Southerners, as well as many Northerners, identified abolitionists as the problem. After all, the institution of slavery was protected by the constitution itself, yet these radicals continued to preach their troubling gospel. Thus, the abolitionists were enemies of law and order, they were agents of instability. These radicals were enemies of Southern rights; they were enemies of the state. For some unprovoked reason, they hated their own country and were plotting to tear it apart. So you see, for the sake of the Union, the abolitionists must be resisted.
By 1837, Northern legislators and governors received letters and public resolutions from the Southern states, calling on them to publicly condemn abolitionism. In Illinois, for instance, the governor called on the legislature to issue a series of sympathetic resolutions. The legislature responded favorably. In January 1837, the legislature condemned abolitionists and reminded the population that slavery was indeed protected by the constitution. These resolutions passed the Illinois state legislature by an overwhelming vote of 77 to 6.
Abraham Lincoln was a member of the state legislature. He was one of the six members who voted against the resolution. But that was not the end of the story.
On this date in 1837, Lincoln, along with fellow Whig Daniel Stone, issued a protest statement to explain why they opposed Illinois' anti-abolitionist resolutions:
March 3, 1837
The following protest was presented to the House, which was read and ordered to be spread on the journals, to wit:``Resolutions upon the subject of domestic slavery having passed both branches of the General Assembly at its present session, the undersigned hereby protest against the passage of the same.
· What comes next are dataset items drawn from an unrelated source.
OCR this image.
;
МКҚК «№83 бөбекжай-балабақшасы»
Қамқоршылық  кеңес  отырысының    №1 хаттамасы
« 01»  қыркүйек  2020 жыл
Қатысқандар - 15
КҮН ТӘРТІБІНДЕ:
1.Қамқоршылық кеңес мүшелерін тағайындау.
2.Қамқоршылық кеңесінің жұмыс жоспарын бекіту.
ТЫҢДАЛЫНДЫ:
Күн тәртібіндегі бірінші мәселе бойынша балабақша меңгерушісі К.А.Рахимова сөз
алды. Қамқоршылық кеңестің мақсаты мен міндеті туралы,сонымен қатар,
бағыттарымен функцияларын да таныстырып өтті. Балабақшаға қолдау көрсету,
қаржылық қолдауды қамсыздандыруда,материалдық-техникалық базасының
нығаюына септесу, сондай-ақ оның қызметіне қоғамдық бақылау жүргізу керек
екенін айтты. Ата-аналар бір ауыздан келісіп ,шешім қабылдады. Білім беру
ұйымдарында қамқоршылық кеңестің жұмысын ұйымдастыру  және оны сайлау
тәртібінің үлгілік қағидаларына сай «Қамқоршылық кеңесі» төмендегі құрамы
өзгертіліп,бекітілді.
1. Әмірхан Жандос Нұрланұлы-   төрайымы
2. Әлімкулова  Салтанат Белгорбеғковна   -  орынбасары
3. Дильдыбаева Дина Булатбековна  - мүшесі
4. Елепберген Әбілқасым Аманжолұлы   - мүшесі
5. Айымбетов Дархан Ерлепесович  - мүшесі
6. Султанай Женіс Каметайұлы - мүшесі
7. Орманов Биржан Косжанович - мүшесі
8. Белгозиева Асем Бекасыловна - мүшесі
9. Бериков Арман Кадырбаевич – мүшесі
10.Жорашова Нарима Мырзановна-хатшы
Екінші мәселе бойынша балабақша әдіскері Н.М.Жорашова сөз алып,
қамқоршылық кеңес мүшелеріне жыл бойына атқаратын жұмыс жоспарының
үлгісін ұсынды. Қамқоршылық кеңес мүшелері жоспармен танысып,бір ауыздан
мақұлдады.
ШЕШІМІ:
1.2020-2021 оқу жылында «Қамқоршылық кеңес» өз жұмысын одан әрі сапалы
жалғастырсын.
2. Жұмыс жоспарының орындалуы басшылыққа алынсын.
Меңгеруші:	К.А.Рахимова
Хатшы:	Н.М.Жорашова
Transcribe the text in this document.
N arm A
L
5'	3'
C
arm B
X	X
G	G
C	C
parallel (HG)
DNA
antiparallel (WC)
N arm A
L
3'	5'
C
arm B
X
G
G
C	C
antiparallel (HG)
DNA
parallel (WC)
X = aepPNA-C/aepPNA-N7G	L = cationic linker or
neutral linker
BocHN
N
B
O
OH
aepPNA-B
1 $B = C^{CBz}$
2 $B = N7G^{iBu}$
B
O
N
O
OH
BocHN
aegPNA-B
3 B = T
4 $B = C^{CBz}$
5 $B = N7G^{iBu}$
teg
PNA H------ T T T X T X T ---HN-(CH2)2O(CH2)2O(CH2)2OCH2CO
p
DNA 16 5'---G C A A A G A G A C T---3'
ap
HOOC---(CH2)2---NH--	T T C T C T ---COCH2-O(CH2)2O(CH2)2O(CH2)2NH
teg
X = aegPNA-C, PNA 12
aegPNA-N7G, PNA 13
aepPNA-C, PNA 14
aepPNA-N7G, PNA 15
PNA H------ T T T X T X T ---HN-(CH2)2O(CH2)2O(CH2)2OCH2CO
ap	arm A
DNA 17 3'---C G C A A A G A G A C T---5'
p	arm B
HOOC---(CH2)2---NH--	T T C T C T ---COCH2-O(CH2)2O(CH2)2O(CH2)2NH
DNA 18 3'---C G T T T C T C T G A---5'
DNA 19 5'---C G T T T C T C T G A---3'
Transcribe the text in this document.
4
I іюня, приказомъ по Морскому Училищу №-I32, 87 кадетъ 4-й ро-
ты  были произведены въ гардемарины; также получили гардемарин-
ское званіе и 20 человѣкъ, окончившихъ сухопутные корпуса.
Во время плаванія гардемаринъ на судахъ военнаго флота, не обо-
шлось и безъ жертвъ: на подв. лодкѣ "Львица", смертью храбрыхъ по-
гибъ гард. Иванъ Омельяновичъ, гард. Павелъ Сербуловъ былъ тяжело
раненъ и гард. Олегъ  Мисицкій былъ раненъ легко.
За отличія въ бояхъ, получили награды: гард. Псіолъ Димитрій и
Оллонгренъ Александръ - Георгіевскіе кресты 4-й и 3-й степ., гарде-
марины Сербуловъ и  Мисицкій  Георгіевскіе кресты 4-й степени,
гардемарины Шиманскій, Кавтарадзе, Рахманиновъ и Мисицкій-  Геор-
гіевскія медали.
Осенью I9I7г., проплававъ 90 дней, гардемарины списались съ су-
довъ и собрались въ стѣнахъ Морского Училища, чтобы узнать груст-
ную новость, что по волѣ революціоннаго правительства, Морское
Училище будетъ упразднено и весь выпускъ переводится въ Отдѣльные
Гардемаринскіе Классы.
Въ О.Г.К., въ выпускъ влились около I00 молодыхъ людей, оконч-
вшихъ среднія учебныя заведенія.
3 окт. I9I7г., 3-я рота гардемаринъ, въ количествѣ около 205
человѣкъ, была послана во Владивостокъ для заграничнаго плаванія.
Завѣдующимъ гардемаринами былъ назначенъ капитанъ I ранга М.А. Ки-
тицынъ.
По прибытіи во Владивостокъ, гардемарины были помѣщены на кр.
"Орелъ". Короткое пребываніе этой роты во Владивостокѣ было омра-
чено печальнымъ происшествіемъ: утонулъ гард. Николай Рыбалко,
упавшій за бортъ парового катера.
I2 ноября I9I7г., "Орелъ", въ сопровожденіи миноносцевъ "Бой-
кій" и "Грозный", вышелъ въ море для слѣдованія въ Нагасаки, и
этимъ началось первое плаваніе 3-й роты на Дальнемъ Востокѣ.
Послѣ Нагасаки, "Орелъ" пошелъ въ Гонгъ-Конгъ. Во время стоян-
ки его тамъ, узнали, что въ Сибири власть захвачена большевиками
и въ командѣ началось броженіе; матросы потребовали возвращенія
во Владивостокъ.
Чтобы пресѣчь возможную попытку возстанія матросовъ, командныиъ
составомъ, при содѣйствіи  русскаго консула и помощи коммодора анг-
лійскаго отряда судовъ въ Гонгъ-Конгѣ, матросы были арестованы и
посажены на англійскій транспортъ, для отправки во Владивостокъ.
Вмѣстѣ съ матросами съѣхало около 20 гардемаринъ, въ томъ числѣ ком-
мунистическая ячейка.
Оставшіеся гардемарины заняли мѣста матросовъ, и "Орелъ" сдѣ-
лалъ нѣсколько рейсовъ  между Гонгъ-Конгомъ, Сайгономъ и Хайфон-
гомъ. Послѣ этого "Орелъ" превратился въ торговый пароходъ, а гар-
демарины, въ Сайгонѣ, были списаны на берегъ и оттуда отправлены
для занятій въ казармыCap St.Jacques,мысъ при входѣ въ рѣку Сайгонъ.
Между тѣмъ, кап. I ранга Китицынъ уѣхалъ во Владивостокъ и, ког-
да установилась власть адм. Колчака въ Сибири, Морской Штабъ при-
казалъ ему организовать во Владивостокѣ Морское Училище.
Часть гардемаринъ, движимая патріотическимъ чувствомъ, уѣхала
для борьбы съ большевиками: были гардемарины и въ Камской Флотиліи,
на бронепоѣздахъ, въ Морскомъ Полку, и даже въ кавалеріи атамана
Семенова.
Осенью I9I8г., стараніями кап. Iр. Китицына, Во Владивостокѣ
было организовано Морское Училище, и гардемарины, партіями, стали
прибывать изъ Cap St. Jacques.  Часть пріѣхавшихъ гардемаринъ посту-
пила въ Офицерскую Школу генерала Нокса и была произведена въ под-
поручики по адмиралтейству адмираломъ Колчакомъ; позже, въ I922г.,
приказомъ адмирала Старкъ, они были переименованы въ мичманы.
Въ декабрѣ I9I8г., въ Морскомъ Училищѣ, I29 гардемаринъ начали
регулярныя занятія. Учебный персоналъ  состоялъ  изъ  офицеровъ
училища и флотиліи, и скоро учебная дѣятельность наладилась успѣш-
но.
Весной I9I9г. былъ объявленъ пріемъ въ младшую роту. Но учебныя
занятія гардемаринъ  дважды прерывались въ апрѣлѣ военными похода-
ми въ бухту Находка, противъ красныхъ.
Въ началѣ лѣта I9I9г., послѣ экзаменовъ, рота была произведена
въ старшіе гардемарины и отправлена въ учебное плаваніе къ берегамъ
They believe that the institution of slavery is founded on both injustice and bad policy; but that the promulgation of abolition doctrines tends rather to increase than to abate its evils. They believe that the Congress of the United States has no power, under the constitution, to interfere with the institution of slavery in the different States.
They believe that the Congress of the United States has the power, under the constitution, to abolish slavery in the District of Columbia; but that that power ought not to be exercised unless at the request of the people of said District.
The difference between these opinions and those contained in the said resolutions, is their reason for entering this protest.''
DAN STONE,
A. LINCOLN,
Representatives from the county of Sangamon.
It was the first time Lincoln had gone on the record and defined his position on slavery. As you can see, his position was complicated. First, at 28, Lincoln was anti-slavery, but he was no abolitionist. Second, radical abolitionists were indeed a threat to the American experiment in popular government because their militancy often led them to disregard the law. Lincoln was a lawyer and he absolutely believed that reformers must work within the political system.
Third, I view the protest statement much like a photograph; it is merely a snapshot of Lincoln's slavery stance during a particular moment in time. In this case, the statement defines Lincoln's stance in 1837, but notice, it does not necessarily bind him in the future.
However, Lincoln liked to point out how consistent his political views remained. In his 1860 campaign biography, he explained that the protest statement, "briefly defined [my] position on the slavery question; and so far as it goes, it was then the same as it is now."
Is that true? Did Lincoln's views on slavery really remain consistent for the next quarter-century?